From one line command to full system compromise
The command shown in the shared chat retrieves and runs a script hosted on the domain atlas-extension.com, which acts as the delivery mechanism for AMOS. The script repeatedly prompts the user for their macOS password and, once the correct credentials are provided, uses them to install the malware with elevated privileges and to set up persistence.
Researchers describe this social engineering method as a variation of the ClickFix technique, in which users are convinced to execute a command presented as a fix, update, or optimization rather than as a threat.
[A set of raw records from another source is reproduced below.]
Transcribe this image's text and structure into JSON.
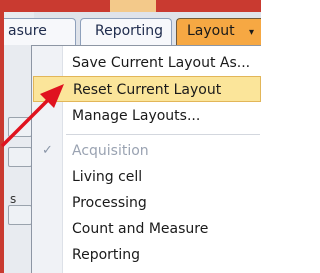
{
  "tabs": {
    "measure_label": "asure",
    "reporting_label": "Reporting",
    "layout_label": "Layout",
    "layout_caret": "▾"
  },
  "menu": {
    "items": [
      {
        "label": "Save Current Layout As..."
      },
      {
        "label": "Reset Current Layout",
        "highlighted": true
      },
      {
        "label": "Manage Layouts..."
      },
      {
        "label": "Acquisition",
        "checked": true,
        "disabled": true
      },
      {
        "label": "Living cell"
      },
      {
        "label": "Processing"
      },
      {
        "label": "Count and Measure"
      },
      {
        "label": "Reporting"
      }
    ],
    "check_glyph": "✓"
  },
  "side": {
    "letter": "s"
  },
  "colors": {
    "frame": "#c93a30",
    "highlight": "#fbe59a",
    "layout_tab": "#f6a843",
    "arrow": "#e0131f"
  }
}
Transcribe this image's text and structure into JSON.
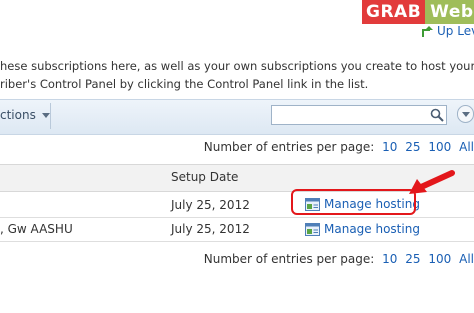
{
  "watermark": {
    "part1": "GRAB",
    "part2": "Web"
  },
  "nav": {
    "up_level": "Up Lev"
  },
  "description": {
    "line1": "hese subscriptions here, as well as your own subscriptions you create to host your websites",
    "line2": "riber's Control Panel by clicking the Control Panel link in the list."
  },
  "toolbar": {
    "actions_label": "ctions",
    "search_placeholder": ""
  },
  "pagination": {
    "label": "Number of entries per page:",
    "options": [
      "10",
      "25",
      "100",
      "All"
    ]
  },
  "table": {
    "columns": {
      "setup_date": "Setup Date"
    },
    "rows": [
      {
        "name": "",
        "setup_date": "July 25, 2012",
        "action": "Manage hosting",
        "highlighted": true
      },
      {
        "name": ", Gw AASHU",
        "setup_date": "July 25, 2012",
        "action": "Manage hosting",
        "highlighted": false
      }
    ]
  },
  "colors": {
    "link": "#1a5fb4",
    "highlight": "#e3171b",
    "logo_red": "#e23b3b",
    "logo_green": "#9fbd5a"
  },
  "icons": {
    "search": "magnifier-icon",
    "collapse": "chevron-down-icon",
    "manage_hosting": "hosting-panel-icon",
    "up": "up-arrow-icon"
  }
}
In this case, curiosity around an apparently new ChatGPT linked browser is used to override normal caution, especially among users accustomed to pasting commands from technical guides.
Amos infostealer and its new persistent backdoor
Once installed, Atomic macOS Stealer focuses on harvesting sensitive data, including passwords, cookies, and autofill information from browsers such as Chrome and Firefox, as well as credentials and assets from cryptocurrency wallets including Electrum, Coinomi, and Exodus. The malware also searches Desktop, Documents, and Downloads folders for text, PDF, and DOCX files, and can capture session data from applications like Telegram Desktop and OpenVPN Connect.
Recent analysis shows newer AMOS variants ship with an integrated backdoor that gives attackers persistent, remote access to infected Macs even after reboots. Cybersecurity firm Moonlock notes this marks only the second globally scaled macOS backdoor operation after previous campaigns linked to North Korean groups, and warns that AMOS has already been detected in attacks across more than 120 countries, with the United States, France, Italy, the United Kingdom, and Canada among the most affected.
Global campaigns and blocked attacks
Threat intelligence reports describe AMOS as one of the most widespread macOS stealers currently in circulation, offered under a malware as a service model to different criminal crews. These groups combine techniques such as malvertising, fake support pages, and now shared AI chats to lure victims into running single line installation commands that bypass normal user skepticism and native security prompts.
CrowdStrike recently disclosed that its Falcon platform blocked more than 300 attempted intrusions between June and August 2025 involving SHAMOS, a variant of Atomic macOS Stealer developed by the cybercrime group Cookie Spider. Those campaigns relied heavily on fraudulent macOS help sites promoted via online advertising, illustrating how commercial off the shelf stealers like AMOS are being repeatedly repurposed and redistributed through evolving social engineering vectors.
Mitigation advice for macos users
Security specialists stress that users should never execute Terminal commands copied from unverified chats, search results, or online guides, regardless of whether the content is hosted on a trusted domain. Experts recommend checking any unfamiliar one line command with IT teams or by using independent analysis tools, and verifying software downloads through official vendor websites rather than search ads or intermediaries.
Defenders advise macOS users, including professionals managing sensitive data or cryptocurrency assets, to run reputable endpoint protection capable of detecting AMOS and similar stealers, to keep systems and browsers updated, and to monitor for unusual access to accounts and wallets. Organizations are also encouraged to train staff about ClickFix style tactics that disguise malicious commands as harmless fixes or productivity enhancements.